Nós sempre fomos uma história sem fim. Nos despedimos várias vezes, ficamos tempos sem contato algum, mas quando nos encontrávamos era real aquele clichê de que tudo continuava igual. Até que um dia escrevi aquele texto, Apenas o Fim, e deixei você ali, quietinho. Para sempre. Depois daquilo fui reaprendendo a deixar meu coração fazer novos caminhos. Encontrei novas pessoas, vivi algumas histórias. A mais séria delas começou dias antes de você me dizer que estava disposto a fazer com que funcionássemos. Estou relatando porquê preciso dar essa olhada no ontem para ver se chego onde quero, ok? Você finalmente estava disposto, mas eu não conseguia mais acreditar. Tentamos então ser amigos. Logo nós dois, que nunca fomos amigos. Que nos apaixonamos de um jeito inédito e intenso e, por isso mesmo, assustador. Mas eu ia, lembra? Sempre fui, chamei, esperei. É bizarro lembrar que você só se atentou quando eu já não estava mais ali. Tão ridículo, você. 

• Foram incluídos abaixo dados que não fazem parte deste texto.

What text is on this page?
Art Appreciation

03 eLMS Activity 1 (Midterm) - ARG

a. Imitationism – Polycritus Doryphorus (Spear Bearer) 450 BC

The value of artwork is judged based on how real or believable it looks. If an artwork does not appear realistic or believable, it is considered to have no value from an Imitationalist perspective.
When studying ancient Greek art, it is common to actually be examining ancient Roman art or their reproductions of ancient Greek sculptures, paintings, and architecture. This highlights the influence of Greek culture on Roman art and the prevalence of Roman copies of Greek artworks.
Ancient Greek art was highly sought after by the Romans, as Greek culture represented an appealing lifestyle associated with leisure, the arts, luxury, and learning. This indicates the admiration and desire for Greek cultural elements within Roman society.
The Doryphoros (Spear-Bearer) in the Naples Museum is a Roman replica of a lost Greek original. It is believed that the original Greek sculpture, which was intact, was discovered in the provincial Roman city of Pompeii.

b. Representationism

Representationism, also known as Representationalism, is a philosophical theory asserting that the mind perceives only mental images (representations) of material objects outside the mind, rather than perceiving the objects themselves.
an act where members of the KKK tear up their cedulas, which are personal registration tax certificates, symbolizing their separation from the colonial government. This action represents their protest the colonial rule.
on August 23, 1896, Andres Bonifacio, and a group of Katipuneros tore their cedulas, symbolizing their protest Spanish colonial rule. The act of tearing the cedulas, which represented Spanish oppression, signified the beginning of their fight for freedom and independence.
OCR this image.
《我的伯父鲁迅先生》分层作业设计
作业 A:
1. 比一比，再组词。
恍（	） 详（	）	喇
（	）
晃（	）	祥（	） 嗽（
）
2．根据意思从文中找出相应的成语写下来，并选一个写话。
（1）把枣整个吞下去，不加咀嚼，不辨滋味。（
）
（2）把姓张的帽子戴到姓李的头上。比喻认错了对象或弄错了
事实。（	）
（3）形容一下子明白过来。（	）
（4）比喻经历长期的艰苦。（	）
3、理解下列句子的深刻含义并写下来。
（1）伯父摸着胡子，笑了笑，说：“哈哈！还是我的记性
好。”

Então ok, amigos. Só que existia um desconforto, não parecia de verdade. Não parecia natural trocarmos confidências sobre amor e sexo. Eu sentia, e talvez estivesse errada, que precisava deixar você ir. Construir sua vida, me permitir passar. Daí então parei de responder às suas mensagens e e-mails. Somado a isso, vivia um relacionamento onde ficava cada vez mais claro que sua presença incomodava. E tive vergonha de te dizer isso. Porque sabia que não era assim que as coisas funcionavam e porque sabia que você não iria me reconhecer. Existia aquele pacto de estarmos na vida um do outro para sempre, mas fiz uma escolha, por nós dois. Sem pedir sua opinião, como se você fosse mesmo descartável e eu não te enxergasse na minha frente toda vez que Nando cantava Por Onde Andei em algum lugar.

E agora já faz o que? Seis anos? Estou aqui, escrevendo. Porque foi somente aqui, em 2020, que procurei algum sinal de você. Te encontrei, mas fiquei quieta, enquanto agradecia por você estar bem. Corri para comentar com algumas amigas sobre o meu sentimento. Tudo em mim ama você, ainda hoje, tanta coisa depois. Mas aquele amor tranquilo e distraído, sabe? De quem não precisa de nada além de sentir o outro em paz. Tudo em mim conseguiu sorrir e ficar feliz. Uma felicidade quase minha, em notar suas conquistas e construções. Sentir que o tempo te fez esse carinho bom, que a vida se desenhou bonita nas suas horas.

Te escrevo para contar também que as coisas por aqui foram difíceis e loucas, mas que estou bem. Não faço a menor ideia se um dia você vai ler isso. Não sei como você me receberia — se é que me receberia. A vida é outra. Nós somos outros. Mas gostaria de deixar claro que muito em mim é formado de você. Sei que aí é do mesmo jeito, não tem como negar que toda aquela troca não ficou arraigada em quem nos tornamos. E a sorte é toda minha.

Ainda não li aquele livro que você me deu junto a uma carta, no meu último aniversário onde ainda nos falávamos. Guardo os dois. E guardo você. 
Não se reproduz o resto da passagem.